SobekPundit

Still Pissed Off About the Hawley-Smoot Tariff

Thursday, January 06, 2005

Who Do You Trust for Accurate Iraq Info?

Earlier today Drudge's main headline said that nine more U.S. soldiers have been killed in Iraq. Compare this NewsMax article, quoting Major General Peter Ghiarelli, the commanding officer for U.S. troops in Baghdad. He says that he told reporters in Baghdad that attacks are down, and then noted that no one is reporting that fact. Obviously, the two sources aren't mutually exclusive, but they paint very different pictures.

My brother-in-law tells me about friends of his who came home from Iraq and didn't want to go back. I hear from other military people that many soldier want to go to Iraq (one said he asked to go, and was denied).

In our partisan times, it seems like the only way to get an accurate picture of how things are really going in Iraq is to compare reports by both critics and supporters of our presence there - although such an approach can also be misleading, because there's no way to know if the elixer you end up with has the appropriate portions.
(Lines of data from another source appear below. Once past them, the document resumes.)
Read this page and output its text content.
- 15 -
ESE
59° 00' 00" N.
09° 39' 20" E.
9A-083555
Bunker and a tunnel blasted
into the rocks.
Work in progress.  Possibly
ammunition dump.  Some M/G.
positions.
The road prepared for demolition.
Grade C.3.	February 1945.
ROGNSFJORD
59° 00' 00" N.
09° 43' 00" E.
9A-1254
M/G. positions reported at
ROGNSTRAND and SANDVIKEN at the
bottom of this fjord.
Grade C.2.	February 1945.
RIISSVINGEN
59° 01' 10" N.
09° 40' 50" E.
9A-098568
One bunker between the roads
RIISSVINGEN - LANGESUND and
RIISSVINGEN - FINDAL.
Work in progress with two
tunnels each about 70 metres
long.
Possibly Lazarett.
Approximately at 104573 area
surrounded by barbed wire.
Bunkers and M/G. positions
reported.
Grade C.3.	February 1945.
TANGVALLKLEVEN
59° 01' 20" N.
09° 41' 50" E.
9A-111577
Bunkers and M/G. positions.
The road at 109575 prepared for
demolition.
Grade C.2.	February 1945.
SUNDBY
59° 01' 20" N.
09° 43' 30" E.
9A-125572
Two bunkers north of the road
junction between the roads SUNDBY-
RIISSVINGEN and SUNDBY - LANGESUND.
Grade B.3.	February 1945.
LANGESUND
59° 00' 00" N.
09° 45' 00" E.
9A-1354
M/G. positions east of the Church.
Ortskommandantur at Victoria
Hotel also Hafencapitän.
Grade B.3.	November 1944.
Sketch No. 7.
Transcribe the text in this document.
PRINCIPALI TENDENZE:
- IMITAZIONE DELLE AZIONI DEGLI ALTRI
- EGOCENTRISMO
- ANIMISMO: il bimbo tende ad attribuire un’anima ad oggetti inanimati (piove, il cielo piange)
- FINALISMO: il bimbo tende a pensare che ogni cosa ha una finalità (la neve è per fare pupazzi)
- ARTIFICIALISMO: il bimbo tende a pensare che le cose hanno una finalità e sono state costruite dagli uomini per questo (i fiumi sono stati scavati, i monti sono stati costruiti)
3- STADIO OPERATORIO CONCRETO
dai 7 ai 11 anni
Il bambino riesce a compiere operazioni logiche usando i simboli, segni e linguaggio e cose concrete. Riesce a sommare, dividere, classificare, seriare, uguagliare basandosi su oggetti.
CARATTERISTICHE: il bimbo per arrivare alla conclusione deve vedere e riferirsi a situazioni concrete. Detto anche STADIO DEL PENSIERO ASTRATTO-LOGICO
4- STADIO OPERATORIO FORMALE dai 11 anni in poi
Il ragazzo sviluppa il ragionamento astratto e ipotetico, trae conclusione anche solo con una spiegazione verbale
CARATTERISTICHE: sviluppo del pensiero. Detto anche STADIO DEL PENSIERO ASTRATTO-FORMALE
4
Then again, in an important sense my question is a bad one. Who do you trust for accurate Iraq info? Iraq is a big place, and Mosul is not Kirkuk is not Basrah is not Baghdad is not Fallujah. Just because one report says that attacks are down in Baghdad does not mean things are any better in Mosul. But I do frown very heavily upon the reluctance of reporters to mention good news.